Arkansas, Oklahoma and Western Railroad

Overview
- Locale: Arkansas, Rogers and Siloam Springs
- Dates of operation: 1908–1911
- Successor: Kansas City and Memphis Railway

Technical
- Track gauge: 4 ft 8+1⁄2 in (1,435 mm)

= Arkansas, Oklahoma and Western Railroad =

American small railway company from 1908 to 1911

The Arkansas, Oklahoma and Western Railroad (AO&W) was a small railroad company in Northwest Arkansas, United States.

It began operations as the Rogers Southwestern that reached Springtown, Arkansas (21 mi southwest of Rogers) on August 15, 1906. It then reorganized under the name Arkansas, Oklahoma and Western and reached Siloam Springs on January 1, 1908. The standard gauge AO&W, also called the "All Off & Walk", was 30 mi in length. It hoped to prosper by serving fruit growers in south-central Benton County (where it got its nickname "Fruit Belt Line") and by serving as a Kansas City Southern Railway feeder at Siloam Springs.

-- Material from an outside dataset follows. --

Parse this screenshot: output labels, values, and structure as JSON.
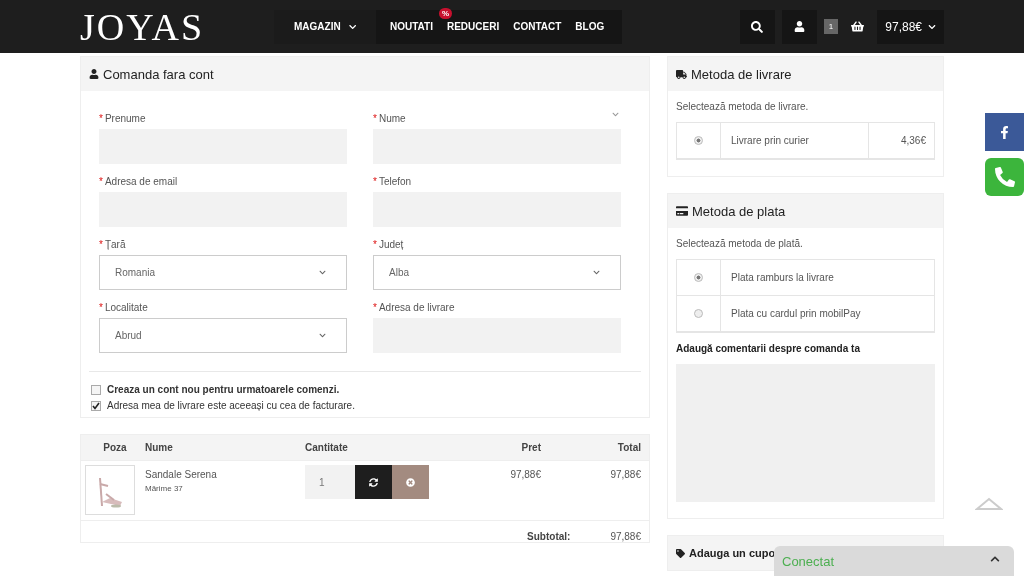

The "Fruit Belt Line" and the Monte Ne Railway (a 5 mi standard gauge line opened in 1902 for tourist traffic between Lowell and the new resort at Monte Ne), after both going bankrupt were merged into the newly formed Kansas City and Memphis Railway in 1911, and headquartered in Rogers, Arkansas. The new company built a branch to Fayetteville from Cave Springs that was not successful because it largely duplicated the Frisco line between Rogers and Fayetteville. Burdened by over expansion and inadequate traffic volume, the KC&M entered receivership on July 14, 1914. Efforts to revive the line were not successful and the 61 mi Kansas City and Memphis system was abandoned in pieces between March and October 1918. The KC&M abandonment was the second largest U.S. railroad abandonment of 1918.

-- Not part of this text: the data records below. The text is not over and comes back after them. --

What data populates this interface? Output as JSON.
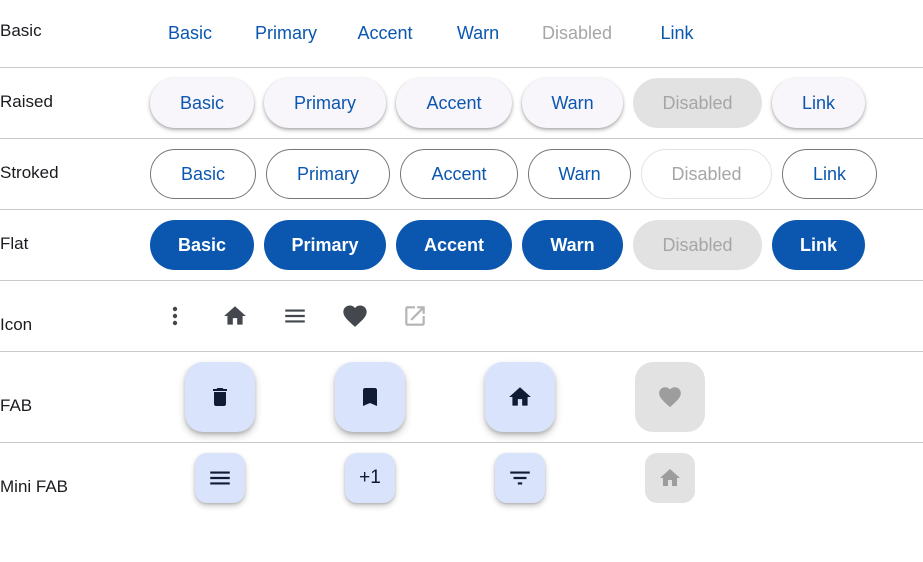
{
  "rows": {
    "basic": {
      "label": "Basic",
      "buttons": [
        "Basic",
        "Primary",
        "Accent",
        "Warn",
        "Disabled",
        "Link"
      ]
    },
    "raised": {
      "label": "Raised",
      "buttons": [
        "Basic",
        "Primary",
        "Accent",
        "Warn",
        "Disabled",
        "Link"
      ]
    },
    "stroked": {
      "label": "Stroked",
      "buttons": [
        "Basic",
        "Primary",
        "Accent",
        "Warn",
        "Disabled",
        "Link"
      ]
    },
    "flat": {
      "label": "Flat",
      "buttons": [
        "Basic",
        "Primary",
        "Accent",
        "Warn",
        "Disabled",
        "Link"
      ]
    },
    "icon": {
      "label": "Icon",
      "icons": [
        "more-vert-icon",
        "home-icon",
        "menu-icon",
        "favorite-icon",
        "open-in-new-icon"
      ]
    },
    "fab": {
      "label": "FAB",
      "icons": [
        "delete-icon",
        "bookmark-icon",
        "home-icon",
        "favorite-icon"
      ]
    },
    "mini_fab": {
      "label": "Mini FAB",
      "icons": [
        "menu-icon",
        "plus-one-icon",
        "filter-list-icon",
        "home-icon"
      ],
      "plus_one_text": "+1"
    }
  },
  "colors": {
    "primary": "#0b57b0",
    "disabled_text": "#a6a6a6",
    "disabled_bg": "#e2e2e2",
    "fab_bg": "#d9e3fc",
    "icon": "#44474e"
  }
}
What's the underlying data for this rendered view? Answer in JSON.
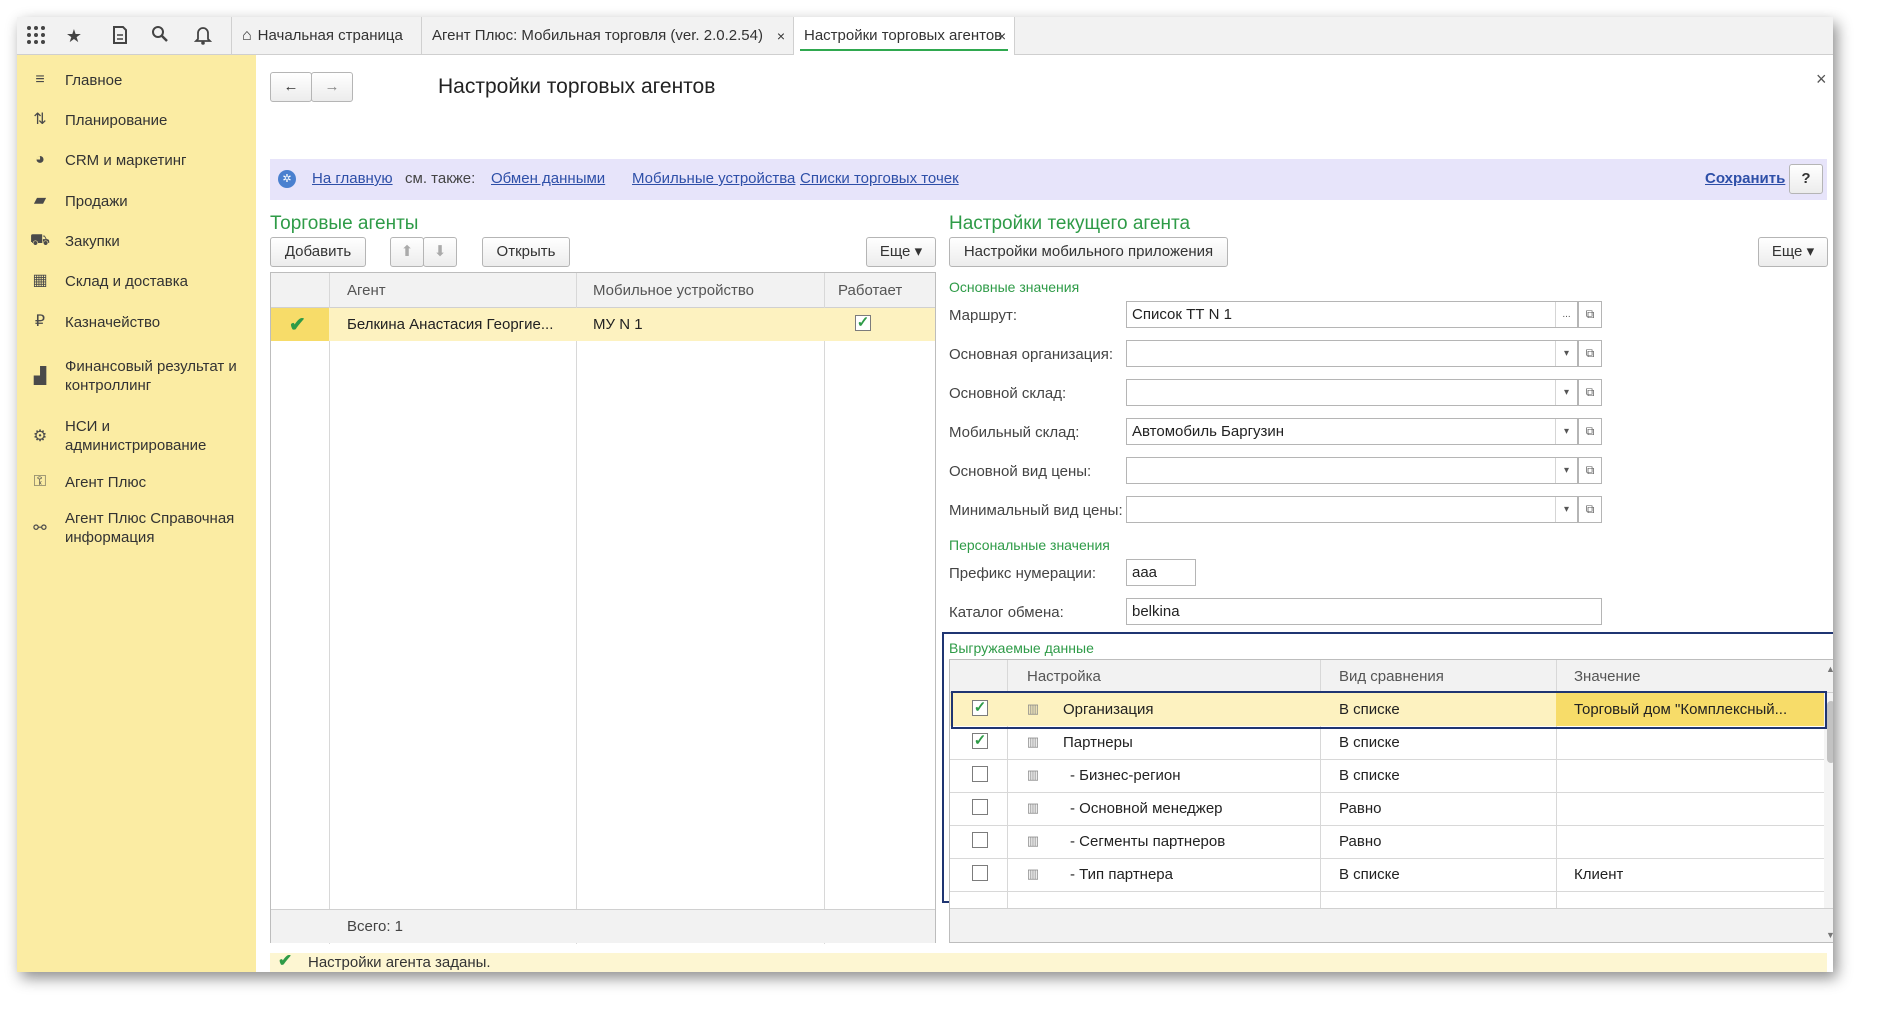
{
  "topbar": {
    "tabs": [
      {
        "label": "Начальная страница"
      },
      {
        "label": "Агент Плюс: Мобильная торговля (ver. 2.0.2.54)",
        "close": "×"
      },
      {
        "label": "Настройки торговых агентов",
        "close": "×"
      }
    ]
  },
  "sidebar": {
    "items": [
      {
        "label": "Главное",
        "icon": "menu-lines-icon"
      },
      {
        "label": "Планирование",
        "icon": "planning-icon"
      },
      {
        "label": "CRM и маркетинг",
        "icon": "pie-chart-icon"
      },
      {
        "label": "Продажи",
        "icon": "shopping-bag-icon"
      },
      {
        "label": "Закупки",
        "icon": "cart-icon"
      },
      {
        "label": "Склад и доставка",
        "icon": "warehouse-icon"
      },
      {
        "label": "Казначейство",
        "icon": "ruble-coin-icon"
      },
      {
        "label": "Финансовый результат и контроллинг",
        "icon": "bar-chart-icon"
      },
      {
        "label": "НСИ и администрирование",
        "icon": "gear-icon"
      },
      {
        "label": "Агент Плюс",
        "icon": "agent-icon"
      },
      {
        "label": "Агент Плюс Справочная информация",
        "icon": "agent-info-icon"
      }
    ]
  },
  "form": {
    "title": "Настройки торговых агентов",
    "close": "×",
    "nav_back": "←",
    "nav_forward": "→"
  },
  "infobar": {
    "home_link": "На главную",
    "see_also": "см. также:",
    "links": [
      "Обмен данными",
      "Мобильные устройства",
      "Списки торговых точек"
    ],
    "save": "Сохранить",
    "help": "?"
  },
  "agents": {
    "title": "Торговые агенты",
    "add_button": "Добавить",
    "open_button": "Открыть",
    "more_button": "Еще",
    "columns": [
      "Агент",
      "Мобильное устройство",
      "Работает"
    ],
    "rows": [
      {
        "agent": "Белкина Анастасия Георгие...",
        "device": "МУ N 1",
        "works": true
      }
    ],
    "footer": "Всего: 1"
  },
  "settings": {
    "title": "Настройки текущего агента",
    "mobile_app_button": "Настройки мобильного приложения",
    "more_button": "Еще",
    "group_main": "Основные значения",
    "fields": [
      {
        "label": "Маршрут:",
        "value": "Список ТТ N 1",
        "btn": "..."
      },
      {
        "label": "Основная организация:",
        "value": "",
        "btn": "▾"
      },
      {
        "label": "Основной склад:",
        "value": "",
        "btn": "▾"
      },
      {
        "label": "Мобильный склад:",
        "value": "Автомобиль Баргузин",
        "btn": "▾"
      },
      {
        "label": "Основной вид цены:",
        "value": "",
        "btn": "▾"
      },
      {
        "label": "Минимальный вид цены:",
        "value": "",
        "btn": "▾"
      }
    ],
    "group_personal": "Персональные значения",
    "prefix_label": "Префикс нумерации:",
    "prefix_value": "aaa",
    "catalog_label": "Каталог обмена:",
    "catalog_value": "belkina",
    "group_export": "Выгружаемые данные",
    "export_columns": [
      "Настройка",
      "Вид сравнения",
      "Значение"
    ],
    "export_rows": [
      {
        "checked": true,
        "name": "Организация",
        "comparison": "В списке",
        "value": "Торговый дом \"Комплексный..."
      },
      {
        "checked": true,
        "name": "Партнеры",
        "comparison": "В списке",
        "value": ""
      },
      {
        "checked": false,
        "name": "- Бизнес-регион",
        "comparison": "В списке",
        "value": ""
      },
      {
        "checked": false,
        "name": "- Основной менеджер",
        "comparison": "Равно",
        "value": ""
      },
      {
        "checked": false,
        "name": "- Сегменты партнеров",
        "comparison": "Равно",
        "value": ""
      },
      {
        "checked": false,
        "name": "- Тип партнера",
        "comparison": "В списке",
        "value": "Клиент"
      }
    ]
  },
  "status": {
    "text": "Настройки агента заданы."
  },
  "colors": {
    "sidebar_bg": "#fbeca3",
    "selected_row": "#fdf2c0",
    "accent_green": "#2e9b47",
    "highlight_frame": "#1f3572",
    "infobar_bg": "#e7e4fa"
  }
}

In Summer 1910, the AO&W constructed a concrete underpass beneath the Frisco track north of Lowell. The purpose was to connect the isolated Monte Ne Railroad to the AO&W. Although the Monte Ne Railroad was a failure as a passenger carrier, it enjoyed a substantial volume of outgoing freight traffic from the Rogers White Lime Company located at Limedale on the Monte Ne Railroad. Construction of the underpass enabled the Monte Ne to turn over much of its outbound freight business to the AO&W (KC&M) rather than competitor Frisco. The concrete underpass bears a date of 1910 and is still crossed by trains of Frisco Central Division successor Arkansas and Missouri Railroad.